Atlanticism and Rabiism are both reactionary by their very nature. Atlanticism has made the Turkish capitalist state the bulwark of the defence of imperialist interests in the Middle East. Rabiism, on the other hand, is no anti-imperialism. It is the political programme of a class (or class fraction) that wishes to restore its right to plunder a part of the world on the basis of a reactionary ideology and it is despotic through and through. Nonetheless, should war break out between the masters of NATO and Turkey, Marxists in our opinion are duty-bound to come out against imperialism, without a shred of political support to Rabiism and Erdogan and through independent military means of their own, if this is achievable.

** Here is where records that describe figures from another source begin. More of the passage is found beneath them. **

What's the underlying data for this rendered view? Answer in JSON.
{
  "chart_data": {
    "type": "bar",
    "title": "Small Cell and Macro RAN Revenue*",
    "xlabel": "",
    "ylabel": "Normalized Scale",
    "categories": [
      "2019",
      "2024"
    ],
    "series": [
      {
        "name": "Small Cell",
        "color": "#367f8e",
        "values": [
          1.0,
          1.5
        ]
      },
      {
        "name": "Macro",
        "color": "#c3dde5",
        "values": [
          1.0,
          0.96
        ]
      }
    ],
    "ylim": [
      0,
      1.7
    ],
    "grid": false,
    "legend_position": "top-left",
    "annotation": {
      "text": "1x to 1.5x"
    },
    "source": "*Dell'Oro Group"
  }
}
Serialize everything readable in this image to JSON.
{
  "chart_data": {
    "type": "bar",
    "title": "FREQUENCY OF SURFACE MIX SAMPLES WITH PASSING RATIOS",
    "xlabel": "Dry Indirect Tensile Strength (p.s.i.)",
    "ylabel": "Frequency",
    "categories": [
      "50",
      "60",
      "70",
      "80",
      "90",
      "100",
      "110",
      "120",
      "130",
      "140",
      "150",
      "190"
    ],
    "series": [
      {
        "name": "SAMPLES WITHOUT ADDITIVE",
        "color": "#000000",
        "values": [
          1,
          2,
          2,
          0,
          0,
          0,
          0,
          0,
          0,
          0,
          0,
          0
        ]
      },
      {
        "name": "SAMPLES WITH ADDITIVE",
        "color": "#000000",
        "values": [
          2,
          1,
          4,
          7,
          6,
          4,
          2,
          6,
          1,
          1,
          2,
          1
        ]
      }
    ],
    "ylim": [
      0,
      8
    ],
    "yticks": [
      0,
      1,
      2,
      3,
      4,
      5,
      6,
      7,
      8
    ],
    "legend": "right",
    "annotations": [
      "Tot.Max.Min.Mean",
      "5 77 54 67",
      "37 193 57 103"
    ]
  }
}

So we are now facing two reactionary alternatives. Up until recently, there was certainly another alternative emerging in the horizon. Turkey was shaken by three momentous social movements in the space of two years: the people’s uprising of June-September 2013, the Kurdish serhildan (revolt in Kurdish) connected to the defence of Kobanê in Syria against the forces of ISIL between 6-12 October 2014, and the metalworkers’ wildcat strike that gripped tens of thousands of workers in May-June 2015. However, the deep divisions between these movements, the misplaced policies of the Kurdish movement and the deplorable lack of leadership of the working class movement have combined to lead to a situation where despite these remarkable episodes of social struggle, the exploited and oppressed masses have not been able to form an alternative organisational pole and an alternative programme.
Yet it is too early to say if the potential that burst forth in those memorable episodes is totally spent. Surely, the only way to save the country from internecine slaughter is to count on that potential and tirelessly build a third alternative to the twin dangers of Atlanticism and Rabiism.